Händels Messias in kleiner Besetzung Händels Messias in kleiner Besetzung: "Magerquark" mit Schalk in katholischer Kirche

Wittenberg - Halleluja (aus dem hebräischen „preiset Jahwe“) – das ist für viele der berühmteste Chorsatz aus Georg Friedrich Händels Messias, und das im strahlenden D-Dur, der festlichsten aller Tonarten. Für viele wird Händel auf dieses Halleluja reduziert.
In London, in der Westminster Abbey, in der Georg Friedrich Händel begraben liegt, pflegt man gar den Brauch, aufzustehen wie zu Zeiten Georg II, als dieser vor Ergriffenheit bei der Intonation des Halleluja aufgesprungen sein soll - und mit ihm das gesamte Publikum.
Diesen Brauch pflegt man in Deutschland nicht, obwohl sich Ergriffenheit beim Halleluja immer breit macht, interessanterweise egal, in welcher Besetzung, ob kammermusikalisch wie am vergangenen Mittwoch in der katholischen St. Marienkirche in Wittenberg oder wie 1885 im Londoner Kristallpalast anlässlich des 200. Geburtstages von Händel mit 4.000 Sängern und 500 Orchestermusikern vor neunzigtausend Zuhörern.
Seit 2003 gibt es das „Academic Messiah Project“ als Teil des Kammerorchesters der Halleschen Universitätsmusiken unter Leitung von Matthias Erben. Gemeinsam mit dem Vokalensemble der Martin-Luther-Universität wird das bekannteste Händel-Oratorium als studentische Musizierwerkstatt in einer jeweils lebendigen Version einstudiert und dargeboten. Alle zwei Jahre erfolgt eine Aufführung in Wittenberg in unterschiedlichen Konzertsälen und Kirchen.
Das seit 2003 etablierte „Academic Messiah Project“ am Musikinstitut der Uni Halle war turnusmäßig nach zwei Jahren wieder einmal mit seinem genialen Motivator Matthias Erben und dem Messias in Wittenberg, diesmal in einer katholischen Kirche.
St. Marien eignet sich unbedingt für eine derartige kammermusikalische Aufführung. Diese schmale Besetzung, der sogenannten Dubliner Version, mit insgesamt 16 Musikern einschließlich Dirigenten – manche nennen so eine Besetzung auch Magerquark-Version – füllten vollends den Altarraum und musikalisch das gesamte Gotteshaus. Als Bläser gibt es da nur zwei Trompeten zu Streicher und Basso continuo. Die Londoner Besetzung ist dann schon deutlich üppiger.

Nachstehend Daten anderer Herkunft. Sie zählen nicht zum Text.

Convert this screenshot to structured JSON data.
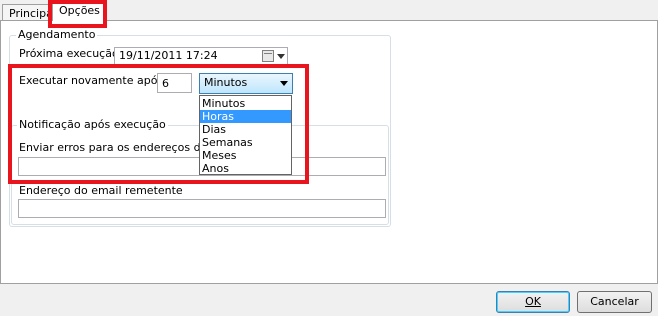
{
  "tabs": [
    {
      "label": "Principal"
    },
    {
      "label": "Opções"
    }
  ],
  "agendamento": {
    "legend": "Agendamento",
    "proxima_label": "Próxima execução",
    "proxima_value": "19/11/2011 17:24",
    "executar_label": "Executar novamente após",
    "executar_value": "6",
    "unit_selected": "Minutos",
    "unit_options": [
      "Minutos",
      "Horas",
      "Dias",
      "Semanas",
      "Meses",
      "Anos"
    ],
    "unit_highlighted": "Horas"
  },
  "notificacao": {
    "legend": "Notificação após execução",
    "erros_label": "Enviar erros para os endereços de em",
    "erros_value": "",
    "remetente_label": "Endereço do email remetente",
    "remetente_value": ""
  },
  "buttons": {
    "ok_label": "OK",
    "cancel_label": "Cancelar"
  },
  "colors": {
    "highlight": "#e8141e",
    "selection": "#3399ff"
  }
}
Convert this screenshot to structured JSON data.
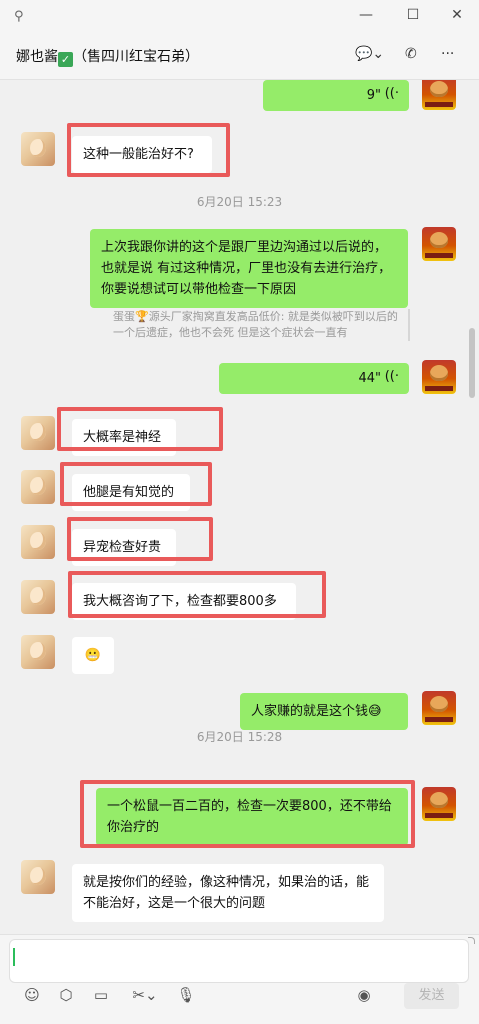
{
  "window": {
    "pin_icon": "⚲",
    "minimize_icon": "—",
    "maximize_icon": "☐",
    "close_icon": "✕"
  },
  "header": {
    "title": "娜也酱",
    "verified_mark": "✓",
    "subtitle": "（售四川红宝石弟）",
    "chat_icon": "💬⌄",
    "call_icon": "✆",
    "more_icon": "···"
  },
  "messages": [
    {
      "side": "right",
      "type": "voice",
      "duration": "9\"",
      "wave": "((·"
    },
    {
      "side": "left",
      "text": "这种一般能治好不?"
    },
    {
      "type": "time",
      "text": "6月20日 15:23"
    },
    {
      "side": "right",
      "text": "上次我跟你讲的这个是跟厂里边沟通过以后说的，也就是说 有过这种情况，厂里也没有去进行治疗，你要说想试可以带他检查一下原因"
    },
    {
      "type": "quote",
      "text": "蛋蛋🏆源头厂家掏窝直发高品低价: 就是类似被吓到以后的一个后遗症，他也不会死 但是这个症状会一直有"
    },
    {
      "side": "right",
      "type": "voice",
      "duration": "44\"",
      "wave": "((·"
    },
    {
      "side": "left",
      "text": "大概率是神经"
    },
    {
      "side": "left",
      "text": "他腿是有知觉的"
    },
    {
      "side": "left",
      "text": "异宠检查好贵"
    },
    {
      "side": "left",
      "text": "我大概咨询了下，检查都要800多"
    },
    {
      "side": "left",
      "text": "😬"
    },
    {
      "side": "right",
      "text": "人家赚的就是这个钱😅"
    },
    {
      "type": "time",
      "text": "6月20日 15:28"
    },
    {
      "side": "right",
      "text": "一个松鼠一百二百的，检查一次要800，还不带给你治疗的"
    },
    {
      "side": "left",
      "text": "就是按你们的经验，像这种情况，如果治的话，能不能治好，这是一个很大的问题"
    }
  ],
  "input": {
    "value": "",
    "toolbar": {
      "emoji_icon": "☺",
      "favorites_icon": "⬡",
      "folder_icon": "▭",
      "scissors_icon": "✂⌄",
      "mic_icon": "🎙",
      "voice_input_icon": "◉"
    },
    "send_label": "发送"
  }
}
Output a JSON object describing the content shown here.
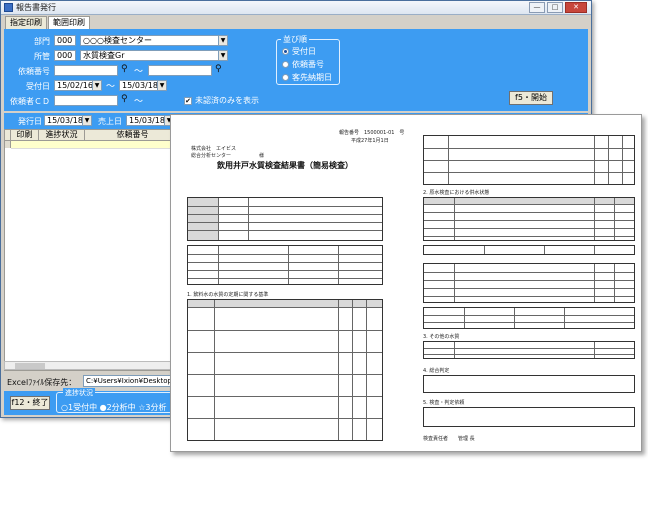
{
  "window": {
    "title": "報告書発行",
    "btn_min": "—",
    "btn_max": "□",
    "btn_close": "✕"
  },
  "tabs": [
    {
      "label": "指定印刷"
    },
    {
      "label": "範囲印刷"
    }
  ],
  "filters": {
    "dept_label": "部門",
    "dept_code": "000",
    "dept_name": "○○○検査センター",
    "section_label": "所管",
    "section_code": "000",
    "section_name": "水質検査Gr",
    "request_no_label": "依頼番号",
    "received_date_label": "受付日",
    "received_from": "15/02/16",
    "received_to": "15/03/18",
    "requester_cd_label": "依頼者ＣＤ",
    "unprinted_only_label": "未認済のみを表示",
    "unprinted_only_checked": "✔",
    "tilde": "〜"
  },
  "sort": {
    "caption": "並び順",
    "options": [
      {
        "label": "受付日",
        "selected": true
      },
      {
        "label": "依頼番号",
        "selected": false
      },
      {
        "label": "客先納期日",
        "selected": false
      }
    ]
  },
  "buttons": {
    "f5": "f5・開始",
    "f12": "f12・終了"
  },
  "strip": {
    "issue_label": "発行日",
    "issue_date": "15/03/18",
    "sales_label": "売上日",
    "sales_date": "15/03/18"
  },
  "grid": {
    "columns": [
      "印刷",
      "進捗状況",
      "依頼番号"
    ]
  },
  "excel": {
    "label": "Excelﾌｧｲﾙ保存先：",
    "path": "C:¥Users¥Ixion¥Desktop"
  },
  "progress": {
    "caption": "進捗状況",
    "text": "○1受付中 ●2分析中 ☆3分析"
  },
  "document": {
    "title": "飲用井戸水質検査結果書（簡易検査）",
    "company_line1": "株式会社　エイビス",
    "company_line2": "総合分析センター",
    "honorific": "様",
    "report_no": "報告番号　1500001-01　号",
    "report_date": "平成27年1月1日",
    "section1": "1. 飲料水の水質の定期に関する基準",
    "section2": "2. 原水検査における供水状態",
    "section3": "3. その他の水質",
    "section4": "4. 総合判定",
    "section5": "5. 検査・判定依頼",
    "footer": "検査責任者　　管理 長"
  },
  "icons": {
    "binoculars": "binoculars-icon",
    "dropdown": "chevron-down-icon"
  }
}
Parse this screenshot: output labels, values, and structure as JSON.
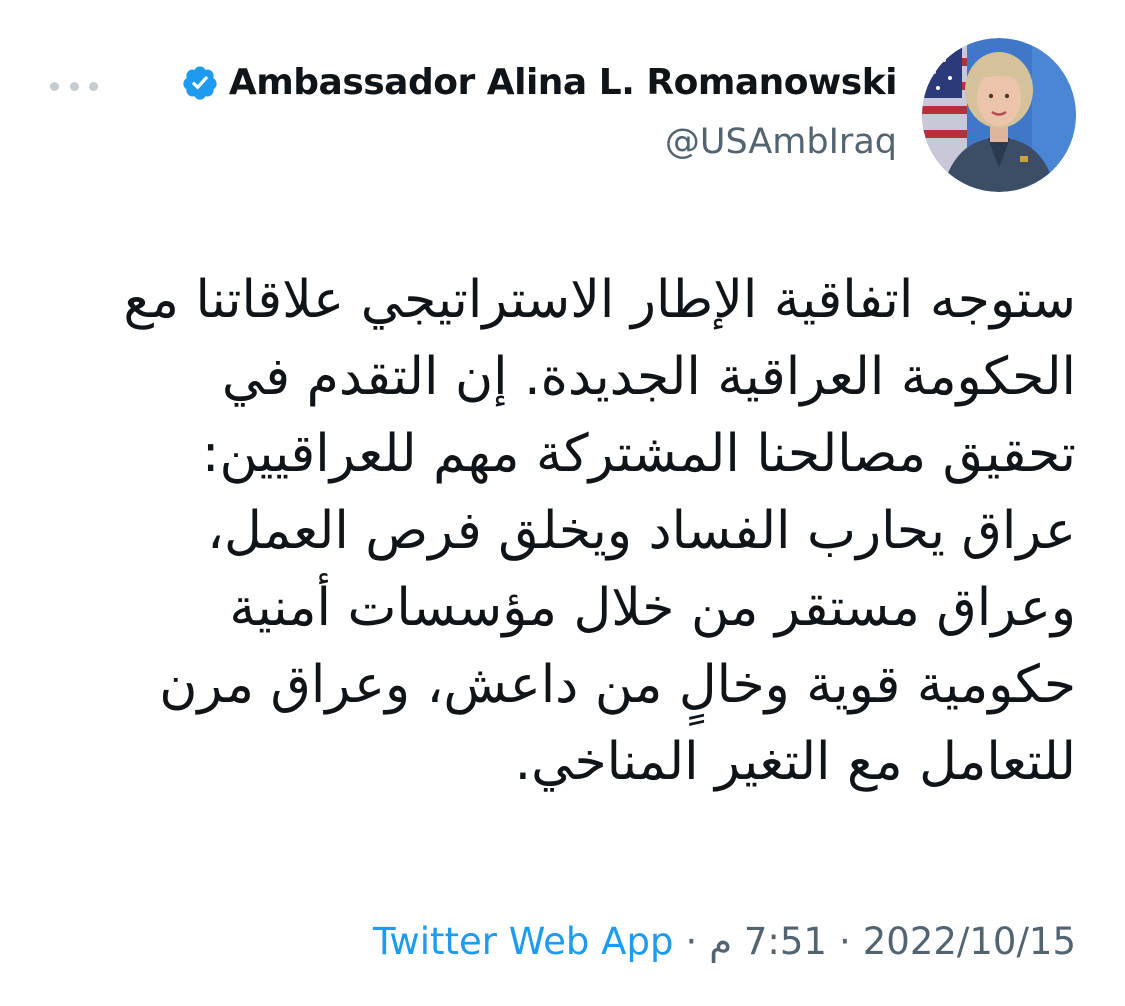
{
  "tweet": {
    "author": {
      "display_name": "Ambassador Alina L. Romanowski",
      "handle": "@USAmbIraq",
      "verified_icon": "verified-badge-icon",
      "avatar_icon": "profile-photo"
    },
    "more_icon": "more-horizontal-icon",
    "text_lines": [
      "ستوجه اتفاقية الإطار الاستراتيجي علاقاتنا مع",
      "الحكومة العراقية الجديدة. إن التقدم في",
      "تحقيق مصالحنا المشتركة مهم للعراقيين:",
      "عراق يحارب الفساد ويخلق فرص العمل،",
      "وعراق مستقر من خلال مؤسسات أمنية",
      "حكومية قوية وخالٍ من داعش، وعراق مرن",
      "للتعامل مع التغير المناخي."
    ],
    "meta": {
      "date": "2022/10/15",
      "separator": "·",
      "time": "7:51 م",
      "source": "Twitter Web App"
    }
  },
  "colors": {
    "text": "#0f1419",
    "secondary": "#536471",
    "accent": "#1d9bf0"
  }
}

Bei Matthias Erben geht es eher familiär zu, ohne ausgeprägte Contenance oder großen Bohai. Er ist da, und man wartet förmlich auf seinen Schalk. Und es ist immer Unterhaltung dabei. Das macht ihn so sympathisch. „Der Kaffee ist gerade erst durchgelaufen“.
Damit kündigte Matthias Erben den etwas verspäteten Beginn der Aufführung an, seine Musiker bräuchten jetzt erst einmal diese „gute Droge“, nachdem sie verkehrsbedingt auf den letzten Pfiff in Wittenberg eingetroffen waren.
Unterhaltung und musikalische Zufriedenheit gab es allemal an diesem Abend. Unterhaltung, weil man merkte, wie motivierend Erben auf seine Akteure wirkte, und das mit viel Charme und Zugewandtheit. Es hat bei ihm etwas Natürliches, wenn er bei verunglückten Einsätzen oder beispielsweise bei dem nicht ganz einfachen Chorus „Worthy is the Lamb“ einfach abklopft und von neuem beginnen lässt. Die Unterstützung der Chorsänger dann durch den Organisten ist naturgemäß.
Die Solisten bildeten auch den Kern des Chores. Alle waren sie auf ihre Weise überzeugend. Hervorgehoben werden müssen Gabriele Lamotte mit ihrem engelsgleichen Sopran, die auch locker einen großen Dom mit ihrer Stimme ausfüllen kann und Thomas Fröb, Tenor, der schon gleich am Anfang mit seinem Accompagnato und dem anschließenden Air (Ev’ry valley) die Hörer auf seiner Seite hatte.
Trotz einiger weniger musikalischer Ungereimtheiten überzeugten die Hallenser in den elegant-strengen Instrumentalpassagen und den melodisch schwingenden, teils dramatischen, teils ruhevollen Arien und den Chorsätzen.
„Ich hoffe, mein Publikum gut unterhalten zu haben“, zitierte Matthias Erben Georg Friedrich Händel am Ende des Abends, nach dem nochmaligen Halleluja als Zugabe. Ohne Blasphemie: Es hatte mehr als nur Unterhaltungswert.